Financial markets around the world responded with a pronounced relief rally after Washington and Tehran reached a temporary agreement that could, if implemented, reopen the Strait of Hormuz for two weeks. The accord was struck just hours ahead of a deadline set by U.S. President Donald Trump and followed an extraordinary warning from him that "a whole civilization will die tonight" if Iran did not comply with his demands.
The Strait of Hormuz is a strategic chokepoint that normally carries about 20% of the world's oil and gas, and Iran said it would provide safe passage through the waterway for the two-week period. That prospect of temporarily unblocking a key supply route helped push oil prices lower, with crude slipping below $100 per barrel during Asian trading hours.

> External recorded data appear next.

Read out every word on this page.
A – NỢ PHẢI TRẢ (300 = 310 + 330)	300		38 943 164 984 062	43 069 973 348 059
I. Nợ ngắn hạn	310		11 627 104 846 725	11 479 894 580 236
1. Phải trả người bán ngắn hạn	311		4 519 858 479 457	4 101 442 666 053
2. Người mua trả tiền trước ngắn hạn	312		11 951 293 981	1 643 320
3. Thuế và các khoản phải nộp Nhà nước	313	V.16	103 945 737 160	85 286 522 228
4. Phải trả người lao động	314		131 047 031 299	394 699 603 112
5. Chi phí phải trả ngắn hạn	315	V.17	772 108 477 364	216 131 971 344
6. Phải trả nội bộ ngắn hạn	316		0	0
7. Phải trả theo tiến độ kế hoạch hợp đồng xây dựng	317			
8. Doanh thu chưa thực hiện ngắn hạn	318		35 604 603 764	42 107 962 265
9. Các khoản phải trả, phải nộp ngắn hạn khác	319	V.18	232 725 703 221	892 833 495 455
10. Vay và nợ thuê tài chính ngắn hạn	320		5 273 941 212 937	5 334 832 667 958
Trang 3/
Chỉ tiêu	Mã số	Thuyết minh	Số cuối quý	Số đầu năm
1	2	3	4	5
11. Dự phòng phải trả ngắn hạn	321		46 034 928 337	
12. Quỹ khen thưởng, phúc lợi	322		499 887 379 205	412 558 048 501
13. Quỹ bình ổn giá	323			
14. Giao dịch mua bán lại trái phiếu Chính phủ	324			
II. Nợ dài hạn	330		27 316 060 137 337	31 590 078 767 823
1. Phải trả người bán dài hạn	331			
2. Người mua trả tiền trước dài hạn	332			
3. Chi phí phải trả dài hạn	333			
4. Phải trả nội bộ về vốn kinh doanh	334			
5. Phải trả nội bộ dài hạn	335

News of the ceasefire provided an immediate boost to risk appetite. Equities in Asia advanced, while futures for U.S. and European markets were signaling a strong start to the session. At the same time, U.S. Treasuries rallied significantly as investors began to revisit the likelihood of policy easing by the Federal Reserve toward the end of 2026, reflecting a softening of inflation concerns tied to the fall in oil prices.
Market participants have framed Tuesday's developments - colloquially dubbed TACO Tuesday in some trading rooms - as a welcome pause after weeks of volatility. Markets have been on edge since late February amid the conflict involving the U.S. and Israel and Iran, with investors particularly worried about a possible spike in energy costs. The latest agreement has tempers those fears for the near term.
Despite the relief, market strategists and analysts warned that the situation remains delicate. The accord is contingent on passage being maintained and does not represent a comprehensive peace. Because the ceasefire is explicitly temporary and because negotiations and security arrangements in the region remain unresolved, markets are likely to remain highly sensitive to headlines and any further developments in the Middle East.
Analysts also noted that energy prices are unlikely to return fully to their pre-conflict levels because some of the region's energy infrastructure has suffered extensive damage. That structural impairment in supply channels could keep inflationary pressures alive even if short-term price spikes subside, and it raises doubts about the durability of the recent rally at the short end of the bond market.
Near-term market drivers and scheduled data
- Euro zone retail sales for February - a data point that could influence regional demand narratives.
- March construction PMI readings for France, Germany and the euro area - which may affect growth expectations and market sentiment in Europe.
Investors will be watching these indicators alongside any fresh developments related to the ceasefire. Given the tenuous nature of the agreement, headline risk is expected to remain a defining factor for oil, sovereign bonds, and risk-sensitive assets in the days ahead.